Clinical trial data from Array BioPharma's binimetinib and encorafenib presented at ECC 2015

Clinical trial results from Array BioPharma's (Nasdaq: ARRY) wholly-owned MEK inhibitor, binimetinib, and BRAF inhibitor, encorafenib, were presented this weekend at the European Society of Medical Oncology's (ESMO) annual European Cancer Conference (ECC). At the meeting, preliminary data were shared from both a Phase 2 combination trial of binimetinib and encorafenib in BRAF-mutant melanoma patients (LOGIC2) and a Phase 1b/2 combination trial of binimetinib and ribociclib (Novartis, LEE011), a CDK4/6 inhibitor in NRAS-mutant melanoma patients.

Array will hold a conference call to discuss these results and preliminary results from a colorectal cancer trial on Monday, September 28, 2015. Ron Squarer, Chief Executive Officer, and Victor Sandor, M.D., Chief Medical Officer, will lead the call.
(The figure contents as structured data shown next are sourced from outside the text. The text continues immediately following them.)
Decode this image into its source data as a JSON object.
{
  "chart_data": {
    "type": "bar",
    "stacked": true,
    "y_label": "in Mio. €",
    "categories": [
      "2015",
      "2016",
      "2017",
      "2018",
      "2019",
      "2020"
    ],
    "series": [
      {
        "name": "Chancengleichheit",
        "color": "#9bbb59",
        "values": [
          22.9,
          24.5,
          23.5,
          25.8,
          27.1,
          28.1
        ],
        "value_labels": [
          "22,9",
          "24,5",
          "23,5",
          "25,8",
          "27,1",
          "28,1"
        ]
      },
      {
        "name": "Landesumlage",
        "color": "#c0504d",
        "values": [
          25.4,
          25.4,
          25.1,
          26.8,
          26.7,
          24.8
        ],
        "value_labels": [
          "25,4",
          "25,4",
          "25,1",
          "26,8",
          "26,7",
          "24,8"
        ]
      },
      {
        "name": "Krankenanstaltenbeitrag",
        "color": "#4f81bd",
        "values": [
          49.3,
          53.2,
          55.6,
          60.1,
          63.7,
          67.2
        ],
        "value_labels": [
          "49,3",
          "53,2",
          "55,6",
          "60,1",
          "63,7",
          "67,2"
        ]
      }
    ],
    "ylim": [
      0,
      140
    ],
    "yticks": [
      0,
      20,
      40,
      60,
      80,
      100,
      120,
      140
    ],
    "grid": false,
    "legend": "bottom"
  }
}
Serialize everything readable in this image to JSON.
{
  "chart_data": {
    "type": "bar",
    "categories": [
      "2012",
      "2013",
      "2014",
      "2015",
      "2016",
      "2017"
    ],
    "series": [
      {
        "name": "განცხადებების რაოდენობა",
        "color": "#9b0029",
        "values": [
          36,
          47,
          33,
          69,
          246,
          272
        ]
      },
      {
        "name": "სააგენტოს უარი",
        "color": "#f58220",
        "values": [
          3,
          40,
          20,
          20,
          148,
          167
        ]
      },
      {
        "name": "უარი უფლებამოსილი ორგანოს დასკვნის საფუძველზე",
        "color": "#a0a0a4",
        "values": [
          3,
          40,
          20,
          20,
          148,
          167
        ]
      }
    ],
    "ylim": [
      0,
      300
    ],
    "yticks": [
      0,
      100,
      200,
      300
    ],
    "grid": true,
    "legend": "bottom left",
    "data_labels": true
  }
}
BRAF-mutant Melanoma Preliminary Results

LOGIC2 is an ongoing 140-patient, two-part study designed to explore the safety and activity of novel triplet combinations in BRAF-mutant melanoma. In part 1, patients are treated with the combination of binimetinib and encorafenib until disease progression. Based on the results of molecular profiling at that time, each patient is assigned to one of four arms containing a triplet combination of binimetinib, encorafenib and a third targeted therapy. Results from part 1 of the study are reported separately for patients who have previously received a BRAF and/or MEK inhibitor versus those who were initially naive to BRAF and MEK inhibitor treatment.

In part 1, patients are treated with binimetinib 45 mg twice daily (BID) and encorafenib 450 mg once daily (QD), the same doses evaluated in the ongoing Phase 3 COLUMBUS trial. In the BRAF/MEK-naive group (n=40), the interim overall response rate (confirmed and unconfirmed complete response or partial response) was 68%, with a 6-month progression-free survival estimate of 79%. Of note, 96% of patients in this group continued to receive study treatment as of the data cutoff. Preliminary data from all patients in the study (n=89) also indicate that the combination of binimetinib and encorafenib showed good tolerability with a 12% incidence of pyrexia and little to no rash or photosensitivity. These results indicate that the combination of binimetinib and encorafenib show encouraging clinical activity and an emerging differentiated tolerability profile relative to other MEK/BRAF inhibitor combinations.

"MEK and BRAF combination therapy is now established as the optimal molecularly targeted approach for BRAF mutant melanoma patients," said Reinhard Dummer, M.D., investigator, University Hospital Zurich. "In this study, the combination of encorafenib and binimetinib demonstrated robust clinical activity, consistent with results from other BRAF/MEK inhibitor combinations, but with a potentially improved and differentiated safety profile."

NRAS-mutant Melanoma Interim Results

A Phase 1b/2 study of binimetinib in combination with ribociclib showed promising preliminary antitumor activity in NRAS-mutant melanoma patients. Results were shared from 45 patients enrolled in the dose escalation portion of the study, which included two dosing schedules (28-day or 21-day cycles). For the 28-day dosing schedule, patients received continuous twice daily dosing of binimetinib while receiving ribociclib for 21 days per 28 day cycle. For the 21-day schedule, both agents were delivered for 14 days of a 21 day cycle.

For patients receiving the combination on a 28-day cycle (n=22), the Objective Response Rate (ORR, confirmed and unconfirmed complete or partial responses) was 41%, the Disease Control Rate (DCR, confirmed and unconfirmed complete or partial responses and stable disease) was 82% with a median Progression Free Survival (mPFS) of 6.7 months. Furthermore, the ORR was 56% (n=9) for patients receiving dose level 1 of the 28-day schedule consisting of binimetinib 45 mg BID and the lowest dose of ribociclib (200 mg QD), indicating that robust activity can be achieved with this dose and schedule. Common treatment-related adverse events included elevated creatine phosphokinase (CPK), skin and gastrointestinal events. Investigation of an alternative 21-day schedule is ongoing.

"Among metastatic melanoma patients, the presence of an NRAS-mutation is a predictor of poor prognosis, and for this subgroup of patients, there are currently no approved targeted therapies," said Carla van Herpen, M.D., Ph.D., Radboud University Medical Center, Nijmegen, The Netherlands. "Simultaneous inhibition of MEK and CDK4/6 protein kinases could suppress the activation of two major signaling pathways associated with NRAS mutations and may provide additive, or synergistic, activity versus single-agent therapy."